PICCIOLINI: I think it’s very connected. At least, it was during the ’80s and ’90s. Music was the vehicle for propaganda. It was the incitement to encourage people to commit acts of violence, and it was a social movement. People would come in for the very few concerts that were held every year from all over the country or all over the world. And it was a way to gather. And still today, I believe that music is a very powerful tool that the movement uses to inspire vulnerable young people into a very hateful social movement.

 

..  You went to Germany and toured there with the band with some groups there. And there’s a point where you give a really evocative description of the skinhead rally where you say, it begins with speeches, and there’s lots and lots of beer-drinking throughout and then, you know, frenzied, you know, music and then eventually, sooner or later, fights break out among different groups who are in attendance or because someone was jealous over a romantic approach to somebody’s girlfriend. It doesn’t exactly sound like people were trying to put together a strategy for change, right? Either winning elections, or armed revolt or much of anything other than coming together and having these moments with each other which often ended in violence.

 

.. PICCIOLINI: Well, I don’t think that that’s correct. I do think that there were a lot of concerted strategies in the ’80s and ’90s that we’re seeing take hold today. We recognized in the mid ’80s that our edginess, our look, even our language was turning away the average American white racist, people we wanted to recruit. So we decided then to grow our hair out, to stop getting tattoos that would identify us, to trade in our boots for suits and to go to college campuses and recruit there and enroll to get jobs in law enforcement, to go to the military and get training and to even run for office.
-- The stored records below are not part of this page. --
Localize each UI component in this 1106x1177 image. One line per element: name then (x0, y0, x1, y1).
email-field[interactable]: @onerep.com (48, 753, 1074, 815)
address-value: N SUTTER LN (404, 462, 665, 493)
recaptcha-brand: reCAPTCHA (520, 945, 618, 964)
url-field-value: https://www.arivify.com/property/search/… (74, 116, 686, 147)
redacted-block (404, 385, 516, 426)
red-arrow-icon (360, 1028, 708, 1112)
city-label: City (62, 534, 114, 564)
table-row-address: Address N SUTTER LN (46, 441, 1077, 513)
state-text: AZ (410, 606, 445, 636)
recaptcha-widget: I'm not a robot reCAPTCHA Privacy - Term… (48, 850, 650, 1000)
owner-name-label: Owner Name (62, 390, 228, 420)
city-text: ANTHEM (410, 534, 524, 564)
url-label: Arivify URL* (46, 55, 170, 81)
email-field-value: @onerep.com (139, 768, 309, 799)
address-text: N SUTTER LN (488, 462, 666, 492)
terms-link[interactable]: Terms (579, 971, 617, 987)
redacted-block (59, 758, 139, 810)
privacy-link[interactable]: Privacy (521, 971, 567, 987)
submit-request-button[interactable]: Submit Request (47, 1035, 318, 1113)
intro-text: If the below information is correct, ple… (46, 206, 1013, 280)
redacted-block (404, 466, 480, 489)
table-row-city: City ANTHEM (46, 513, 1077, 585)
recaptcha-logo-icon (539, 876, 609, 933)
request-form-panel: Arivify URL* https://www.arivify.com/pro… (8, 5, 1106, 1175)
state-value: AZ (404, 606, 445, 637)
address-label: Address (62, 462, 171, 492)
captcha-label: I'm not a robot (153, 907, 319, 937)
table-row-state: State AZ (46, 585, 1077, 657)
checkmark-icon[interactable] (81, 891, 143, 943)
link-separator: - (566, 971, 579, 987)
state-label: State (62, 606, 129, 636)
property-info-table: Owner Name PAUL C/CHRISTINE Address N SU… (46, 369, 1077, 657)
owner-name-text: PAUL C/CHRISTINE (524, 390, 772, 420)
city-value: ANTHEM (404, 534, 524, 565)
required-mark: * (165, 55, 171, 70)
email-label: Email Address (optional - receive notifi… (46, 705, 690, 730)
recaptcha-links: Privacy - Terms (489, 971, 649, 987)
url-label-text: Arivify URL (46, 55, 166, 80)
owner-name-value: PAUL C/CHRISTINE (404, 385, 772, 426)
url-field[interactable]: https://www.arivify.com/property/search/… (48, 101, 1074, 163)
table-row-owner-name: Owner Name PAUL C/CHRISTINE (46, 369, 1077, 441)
And here we are 30 years later and we’re using terms like white nationalist and alt-right, terms that they came up with, by the way, that they sat around and said, how can we identify ourselves to make us seem less hateful? Back in my day when I was involved, we used terms like white separatists or white pride. But it certainly was neither one of those. It was white supremacy and – as is white nationalism or the alt-right today.

 

.. we ran businesses. We ran record labels. We ran record stores. We ran magazines that were glossy. We made videos before the Internet. I mean, it was for all intent and purpose a global movement that was highly organized but lacked a, you know, a very charismatic central figure.

 

.. Well, aside from just the indiscriminate violence that, you know, the acts that we committed on almost a daily basis against anybody – it didn’t really matter, there really wasn’t a reason – there were also times where we were involved in, you know, in planning armored car robberies, where we talked about that. There was a point in 1991 where I was approached by somebody representing Muammar Gaddafi, from Libya, who wanted to bring me to Tripoli to meet with him and accept some money to fund a revolution against the Jews in the United States.

And that’s something that’s always scared me because that set a precedent that I think that we will see more of in the future where we start to see some of these Islamist terror groups start to partner with these far-right groups.

And while that may sound crazy because they hate each other, unfortunately, their enemy, their number-one enemy is what they would consider the Jew. So I think it’s only a matter of time before we start to see these organizations begin to work with each other and start to spread their terror more globally.